Have you actually been to a drag queen story hour? There's nothing shocking about it.
No, I have seen them in full via videos. That the group is there as a poltical support statement is obvious.
The majority of the straight population views drag as deviance when outside night club entertainment. They also have become hypersensitive to all aspects of adults approaching their children, thanks to the internet and the propensity of news media to hype and scare to get viewers. Everyone is a serial killer, etc.
The whole schtick of drag is a burlesque act, correctly associated with vulgarity, obscenity, double entendres and coarse content. Schools and institutions that have children under care are hyper careful about exposing children to objectionable sexual content, right down to enforcing dress codes to remove sexualization of appearance.
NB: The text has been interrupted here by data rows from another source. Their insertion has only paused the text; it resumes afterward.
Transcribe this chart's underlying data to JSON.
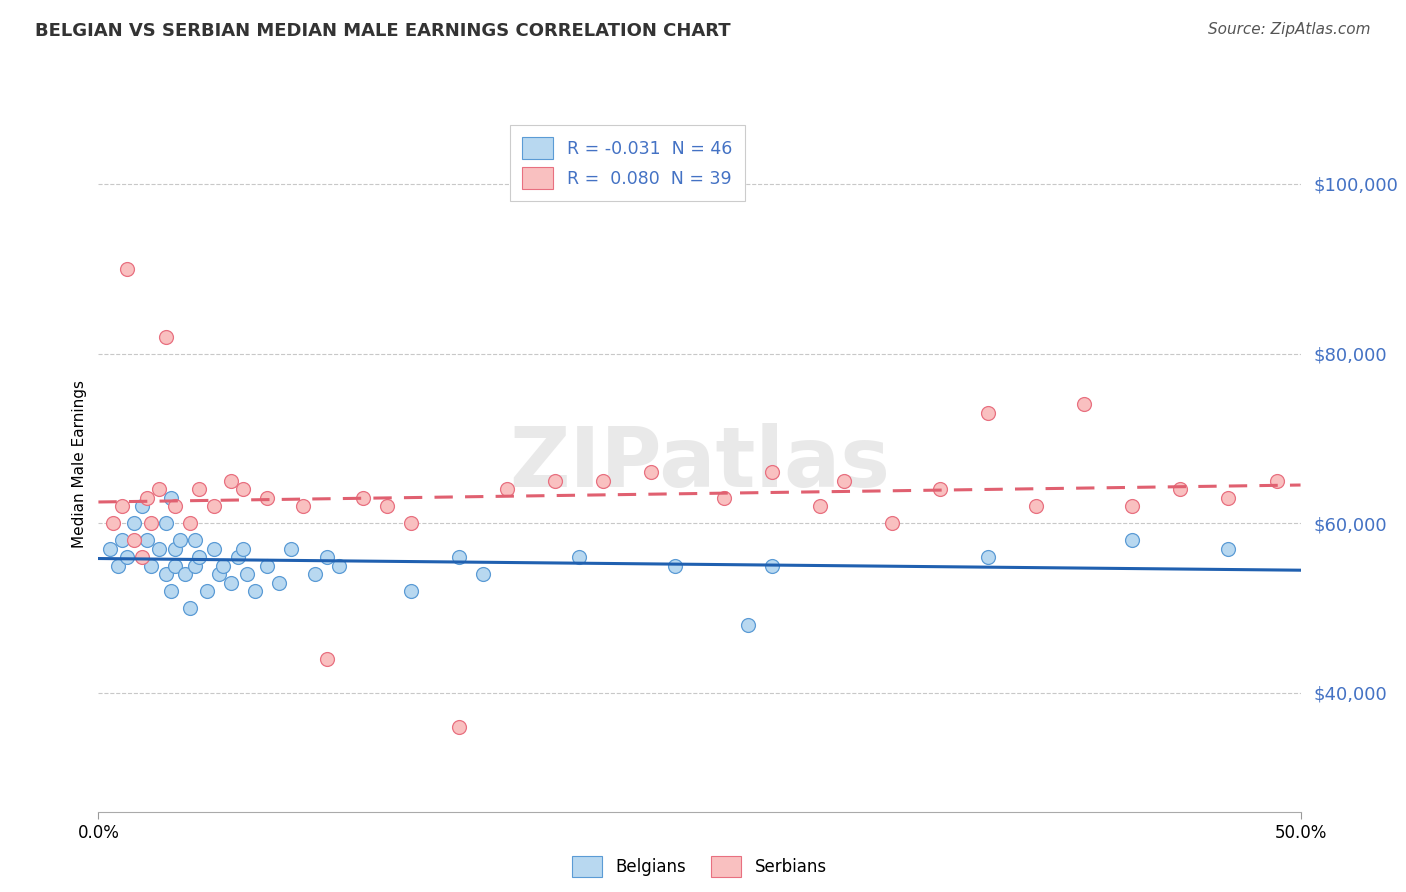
{
  "title": "BELGIAN VS SERBIAN MEDIAN MALE EARNINGS CORRELATION CHART",
  "source": "Source: ZipAtlas.com",
  "ylabel": "Median Male Earnings",
  "ytick_labels": [
    "$40,000",
    "$60,000",
    "$80,000",
    "$100,000"
  ],
  "ytick_values": [
    40000,
    60000,
    80000,
    100000
  ],
  "xlim": [
    0.0,
    0.5
  ],
  "ylim": [
    26000,
    108000
  ],
  "legend_label1": "Belgians",
  "legend_label2": "Serbians",
  "belgian_face": "#b8d8f0",
  "belgian_edge": "#5b9bd5",
  "serbian_face": "#f9c0c0",
  "serbian_edge": "#e87080",
  "belgian_line": "#2060b0",
  "serbian_line": "#e06070",
  "ytick_color": "#4472c4",
  "grid_color": "#c8c8c8",
  "belgians_x": [
    0.005,
    0.008,
    0.01,
    0.012,
    0.015,
    0.018,
    0.02,
    0.022,
    0.025,
    0.028,
    0.028,
    0.03,
    0.03,
    0.032,
    0.032,
    0.034,
    0.036,
    0.038,
    0.04,
    0.04,
    0.042,
    0.045,
    0.048,
    0.05,
    0.052,
    0.055,
    0.058,
    0.06,
    0.062,
    0.065,
    0.07,
    0.075,
    0.08,
    0.09,
    0.095,
    0.1,
    0.13,
    0.15,
    0.16,
    0.2,
    0.24,
    0.27,
    0.28,
    0.37,
    0.43,
    0.47
  ],
  "belgians_y": [
    57000,
    55000,
    58000,
    56000,
    60000,
    62000,
    58000,
    55000,
    57000,
    60000,
    54000,
    52000,
    63000,
    55000,
    57000,
    58000,
    54000,
    50000,
    58000,
    55000,
    56000,
    52000,
    57000,
    54000,
    55000,
    53000,
    56000,
    57000,
    54000,
    52000,
    55000,
    53000,
    57000,
    54000,
    56000,
    55000,
    52000,
    56000,
    54000,
    56000,
    55000,
    48000,
    55000,
    56000,
    58000,
    57000
  ],
  "serbians_x": [
    0.006,
    0.01,
    0.012,
    0.015,
    0.018,
    0.02,
    0.022,
    0.025,
    0.028,
    0.032,
    0.038,
    0.042,
    0.048,
    0.055,
    0.06,
    0.07,
    0.085,
    0.095,
    0.11,
    0.12,
    0.13,
    0.15,
    0.17,
    0.19,
    0.21,
    0.23,
    0.26,
    0.28,
    0.3,
    0.31,
    0.33,
    0.35,
    0.37,
    0.39,
    0.41,
    0.43,
    0.45,
    0.47,
    0.49
  ],
  "serbians_y": [
    60000,
    62000,
    90000,
    58000,
    56000,
    63000,
    60000,
    64000,
    82000,
    62000,
    60000,
    64000,
    62000,
    65000,
    64000,
    63000,
    62000,
    44000,
    63000,
    62000,
    60000,
    36000,
    64000,
    65000,
    65000,
    66000,
    63000,
    66000,
    62000,
    65000,
    60000,
    64000,
    73000,
    62000,
    74000,
    62000,
    64000,
    63000,
    65000
  ]
}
Taking a burlesque act and temporarily removing the character's whore persona and pretending the man is suddenly not a sexualized representation is intentionally disingenuous, playing a game of blink with the public. Parents choose when to introduce sexual matter to their children, and pretending crossdressing or burlesque is a less controversial aspect of sex than the birds and the bees is intentionally shocking.
There is a segement of the population that advocates against amost all sexual mores and works to poke them in the eye as a social statement against the imposition of social standards they find chafing and prudish. It is clearly a counterattack.
Further, the association of drag queens witth gays is a trope that is outdated and against equality. The whole point of drag is to tittilate and shock and by that extreme entertain with humor. The act furthers the assumption that there is some raging queen inside gays, wanting to be not just a woman, but a diva. The whole schtick of being an out and proud whore in the act is then conflated in the public mind with transexuals and gays.
The trans people I have met are not out to turn the world on its ear. They are simply trying to survive and fit in as who they feel they are inside, and it's not Mae West.
And gays I have known are largely not wanna be femme fatales. They are men who like sex with other men, masculine or feminine or whatever.
There is an unspoken code in LGBTQ politics that all aberrations from straight are equal. That's not true, and it never has been. There is also some mantra that drag is part of our political coalition for civil rights. To the degree that private clubs have the right to have raunch comedy acts, that is true, but drag is not a sexual orientation, nor an identity. It's an act, even in gay clubs. It can be by a gay man, or not.
We need to stop confusing the whole subject by pretending drag is some sexual preference or lifestyle. When I go to the Shop Rite, I never see a man in drag buying corn flakes. I have seen men in drag in places to be seen, like a mall in Dallas or Atlanta, but they were clearly there to be seen, not going about daily life in drag.
Being nice to kids in a reading time and at the same time pushing a statement about sexuality in a larger conflict with straight America is not a valid or wise strategy for taking a seat at the public table for equality. It is an errant shock tactic that is geared to evoke reactionary response and then cast aspersions for the prudishness. It does and will create a rise in conservatism at the very time that gay acceptance was increasing steadiliy.